DB の代わりではない:Edge Config は「小さく・更新が稀な設定」のためのもの。ユーザーデータや頻繁に書くデータは Neon/Upstash へ。環境変数との違いは「再デプロイ不要で更新でき、ダウンタイムリスクがない」点です。
Marketplace:Neon・Upstash を統合する
リレーショナルDBやRedisは、Vercel Marketplace から統合します。vercel integration で接続すると、接続文字列などの環境変数が自動注入され、請求も Vercel に統一されます。
# Marketplace 統合の接続(例)
vercel integration add neon # サーバーレス Postgres
vercel integration add upstash # サーバーレス Redis
vercel env pull .env.local # 注入された接続情報をローカルへ
サーバーレスでの接続枯渇に注意
Postgres は「1接続=1プロセス」が重く、Fluid Compute の並行性下では接続が枯渇しがちです。対策は接続プーリング——Neon の pooled 接続文字列(内部的に PgBouncer 相当)を使い、サーバーレスからは pooled エンドポイントへ繋ぎます。

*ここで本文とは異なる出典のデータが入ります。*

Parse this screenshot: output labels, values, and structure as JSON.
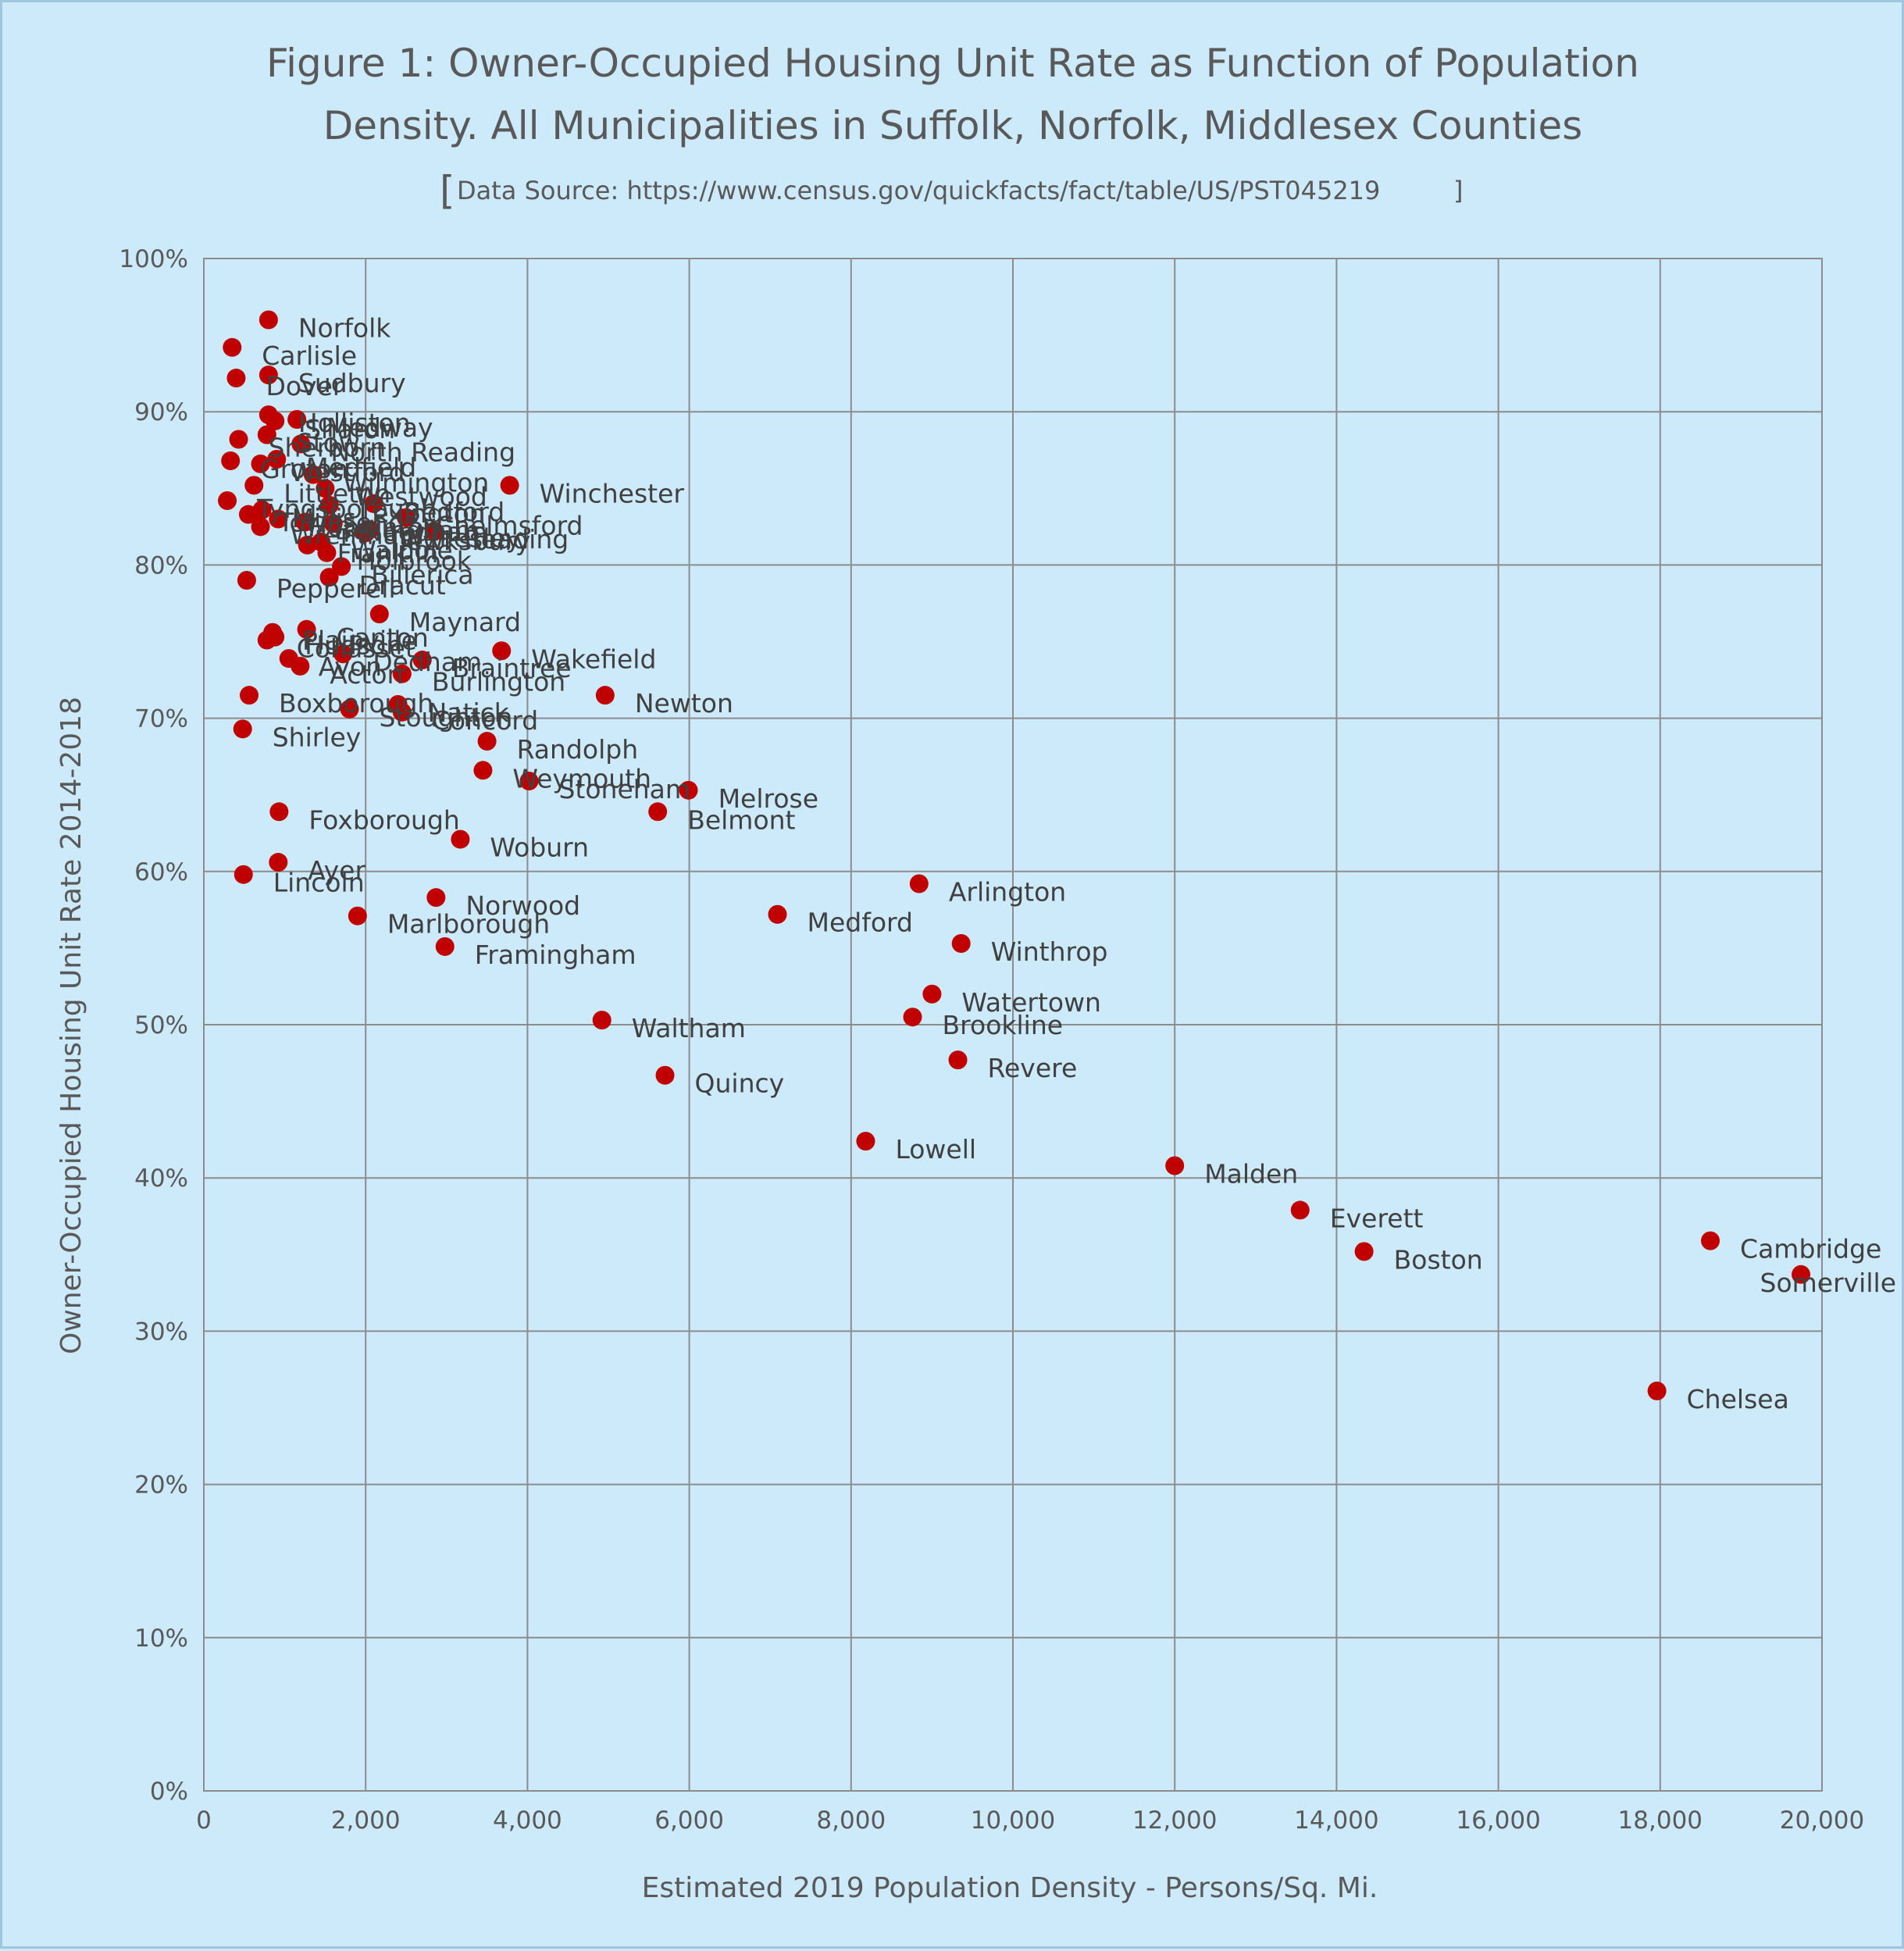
{
  "chart_data": {
    "type": "scatter",
    "title_line1": "Figure 1: Owner-Occupied Housing Unit Rate as Function of Population",
    "title_line2": "Density. All Municipalities in Suffolk, Norfolk, Middlesex Counties",
    "subtitle_open": "[",
    "subtitle": "Data Source: https://www.census.gov/quickfacts/fact/table/US/PST045219",
    "subtitle_close": "]",
    "xlabel": "Estimated 2019 Population Density - Persons/Sq. Mi.",
    "ylabel": "Owner-Occupied Housing Unit Rate 2014-2018",
    "xlim": [
      0,
      20000
    ],
    "ylim": [
      0,
      100
    ],
    "x_ticks": [
      0,
      2000,
      4000,
      6000,
      8000,
      10000,
      12000,
      14000,
      16000,
      18000,
      20000
    ],
    "x_tick_labels": [
      "0",
      "2,000",
      "4,000",
      "6,000",
      "8,000",
      "10,000",
      "12,000",
      "14,000",
      "16,000",
      "18,000",
      "20,000"
    ],
    "y_ticks": [
      0,
      10,
      20,
      30,
      40,
      50,
      60,
      70,
      80,
      90,
      100
    ],
    "y_tick_labels": [
      "0%",
      "10%",
      "20%",
      "30%",
      "40%",
      "50%",
      "60%",
      "70%",
      "80%",
      "90%",
      "100%"
    ],
    "grid": true,
    "marker_color": "#c00000",
    "points": [
      {
        "label": "Norfolk",
        "x": 800,
        "y": 96
      },
      {
        "label": "Carlisle",
        "x": 350,
        "y": 94.2
      },
      {
        "label": "Dover",
        "x": 400,
        "y": 92.2
      },
      {
        "label": "Sudbury",
        "x": 800,
        "y": 92.4
      },
      {
        "label": "Holliston",
        "x": 800,
        "y": 89.8
      },
      {
        "label": "Medway",
        "x": 1150,
        "y": 89.5
      },
      {
        "label": "Sherborn",
        "x": 430,
        "y": 88.2
      },
      {
        "label": "Stow",
        "x": 780,
        "y": 88.5
      },
      {
        "label": "Sharon",
        "x": 880,
        "y": 89.4
      },
      {
        "label": "North Reading",
        "x": 1200,
        "y": 87.9
      },
      {
        "label": "Groton",
        "x": 330,
        "y": 86.8
      },
      {
        "label": "Westford",
        "x": 700,
        "y": 86.6
      },
      {
        "label": "Medfield",
        "x": 900,
        "y": 86.9
      },
      {
        "label": "Wilmington",
        "x": 1350,
        "y": 85.9
      },
      {
        "label": "Winchester",
        "x": 3780,
        "y": 85.2
      },
      {
        "label": "Littleton",
        "x": 620,
        "y": 85.2
      },
      {
        "label": "Westwood",
        "x": 1500,
        "y": 85.0
      },
      {
        "label": "Tyngsborough",
        "x": 290,
        "y": 84.2
      },
      {
        "label": "Townsend",
        "x": 550,
        "y": 83.3
      },
      {
        "label": "Millis",
        "x": 720,
        "y": 83.6
      },
      {
        "label": "Hopkinton",
        "x": 920,
        "y": 83.0
      },
      {
        "label": "Bellingham",
        "x": 1250,
        "y": 82.8
      },
      {
        "label": "Lexington",
        "x": 1550,
        "y": 83.9
      },
      {
        "label": "Bedford",
        "x": 2100,
        "y": 84.0
      },
      {
        "label": "Chelmsford",
        "x": 2500,
        "y": 83.1
      },
      {
        "label": "Reading",
        "x": 2850,
        "y": 82.2
      },
      {
        "label": "Tewksbury",
        "x": 2000,
        "y": 82.1
      },
      {
        "label": "Wrentham",
        "x": 700,
        "y": 82.5
      },
      {
        "label": "Needham",
        "x": 1600,
        "y": 82.7
      },
      {
        "label": "Wellesley",
        "x": 2050,
        "y": 82.3
      },
      {
        "label": "Franklin",
        "x": 1280,
        "y": 81.3
      },
      {
        "label": "Walpole",
        "x": 1450,
        "y": 81.5
      },
      {
        "label": "Holbrook",
        "x": 1520,
        "y": 80.8
      },
      {
        "label": "Billerica",
        "x": 1700,
        "y": 79.9
      },
      {
        "label": "Dracut",
        "x": 1550,
        "y": 79.2
      },
      {
        "label": "Pepperell",
        "x": 530,
        "y": 79.0
      },
      {
        "label": "Maynard",
        "x": 2170,
        "y": 76.8
      },
      {
        "label": "Canton",
        "x": 1270,
        "y": 75.8
      },
      {
        "label": "Plainville",
        "x": 850,
        "y": 75.6
      },
      {
        "label": "Cohasset",
        "x": 780,
        "y": 75.1
      },
      {
        "label": "Hudson",
        "x": 880,
        "y": 75.3
      },
      {
        "label": "Wakefield",
        "x": 3680,
        "y": 74.4
      },
      {
        "label": "Braintree",
        "x": 2700,
        "y": 73.8
      },
      {
        "label": "Avon",
        "x": 1050,
        "y": 73.9
      },
      {
        "label": "Dedham",
        "x": 1720,
        "y": 74.2
      },
      {
        "label": "Acton",
        "x": 1190,
        "y": 73.4
      },
      {
        "label": "Burlington",
        "x": 2450,
        "y": 72.9
      },
      {
        "label": "Newton",
        "x": 4960,
        "y": 71.5
      },
      {
        "label": "Boxborough",
        "x": 560,
        "y": 71.5
      },
      {
        "label": "Stoughton",
        "x": 1800,
        "y": 70.6
      },
      {
        "label": "Natick",
        "x": 2400,
        "y": 70.9
      },
      {
        "label": "Concord",
        "x": 2450,
        "y": 70.4
      },
      {
        "label": "Shirley",
        "x": 480,
        "y": 69.3
      },
      {
        "label": "Randolph",
        "x": 3500,
        "y": 68.5
      },
      {
        "label": "Weymouth",
        "x": 3450,
        "y": 66.6
      },
      {
        "label": "Stoneham",
        "x": 4020,
        "y": 65.9
      },
      {
        "label": "Melrose",
        "x": 5990,
        "y": 65.3
      },
      {
        "label": "Belmont",
        "x": 5610,
        "y": 63.9
      },
      {
        "label": "Foxborough",
        "x": 930,
        "y": 63.9
      },
      {
        "label": "Woburn",
        "x": 3170,
        "y": 62.1
      },
      {
        "label": "Ayer",
        "x": 920,
        "y": 60.6
      },
      {
        "label": "Lincoln",
        "x": 490,
        "y": 59.8
      },
      {
        "label": "Arlington",
        "x": 8840,
        "y": 59.2
      },
      {
        "label": "Norwood",
        "x": 2870,
        "y": 58.3
      },
      {
        "label": "Marlborough",
        "x": 1900,
        "y": 57.1
      },
      {
        "label": "Medford",
        "x": 7090,
        "y": 57.2
      },
      {
        "label": "Winthrop",
        "x": 9360,
        "y": 55.3
      },
      {
        "label": "Framingham",
        "x": 2980,
        "y": 55.1
      },
      {
        "label": "Watertown",
        "x": 9000,
        "y": 52.0
      },
      {
        "label": "Brookline",
        "x": 8760,
        "y": 50.5
      },
      {
        "label": "Waltham",
        "x": 4920,
        "y": 50.3
      },
      {
        "label": "Revere",
        "x": 9320,
        "y": 47.7
      },
      {
        "label": "Quincy",
        "x": 5700,
        "y": 46.7
      },
      {
        "label": "Lowell",
        "x": 8180,
        "y": 42.4
      },
      {
        "label": "Malden",
        "x": 12000,
        "y": 40.8
      },
      {
        "label": "Everett",
        "x": 13550,
        "y": 37.9
      },
      {
        "label": "Cambridge",
        "x": 18620,
        "y": 35.9
      },
      {
        "label": "Boston",
        "x": 14340,
        "y": 35.2
      },
      {
        "label": "Somerville",
        "x": 19740,
        "y": 33.7
      },
      {
        "label": "Chelsea",
        "x": 17960,
        "y": 26.1
      }
    ]
  }
}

// Neon:pooled 接続を使う(サーバーレスでは必須級)
import { neon } from "@neondatabase/serverless";
const sql = neon(process.env.DATABASE_URL!); // pooled エンドポイント
export async function GET() {
const rows = await sql`SELECT id, title FROM posts ORDER BY created_at DESC LIMIT 20`;
return Response.json(rows);
}
接続プーリングの設計原則(なぜサーバーレスで必須か、トランザクションモードの制約)は PostgreSQL 接続プーリング・PgBouncer ガイド に詳しくまとめています。型安全な ORM を被せるなら Drizzle ORM や Prisma v7 を、Redis での分散レート制限は サーバーレスレート制限 を参照してください。
本番チェックリスト(ストレージ)
- データの性質(オブジェクト/設定/リレーショナル/KV)で置き場所を選択
- Blob は public/private を用途で確定(作成後変更不可)
- ユーザーアップロードは client upload(転送課金・4.5MB制限を回避)、トークン発行で認可
- Blob はイミュータブル運用(
addRandomSuffix)、並行更新はifMatch - 機密ファイルは private+関数経由配信
- 機能フラグ・メンテモードは Edge Config(再デプロイ不要)
- Postgres は pooled 接続で接続枯渇を防止
- Marketplace 統合の環境変数は自動注入、秘密はコードに書かない
まとめ
2026年の Vercel ストレージは「1つの DB に全部」ではなく、用途ごとの最適解を組み合わせる設計です。
- オブジェクトは Blob(client upload・イミュータブル・private/public を正しく)
- 読み高頻度の設定は Edge Config(超低遅延・再デプロイ不要)
- リレーショナルは Neon、KV/Redis は Upstash(Marketplace 統合)
- サーバーレスでは 接続プーリングで枯渇を防ぐ
- 秘密は環境変数、Blob のアップロードは認可をトークン発行で
次は、これらを安く運用する コスト・Active CPU 最適化ガイド へ。
本記事は Vercel Blob / Edge Config / Marketplace 公式ドキュメント(2026年6月時点)に基づきます。仕様・上限・料金は更新されるため、本番採用時は公式で最新値を確認してください。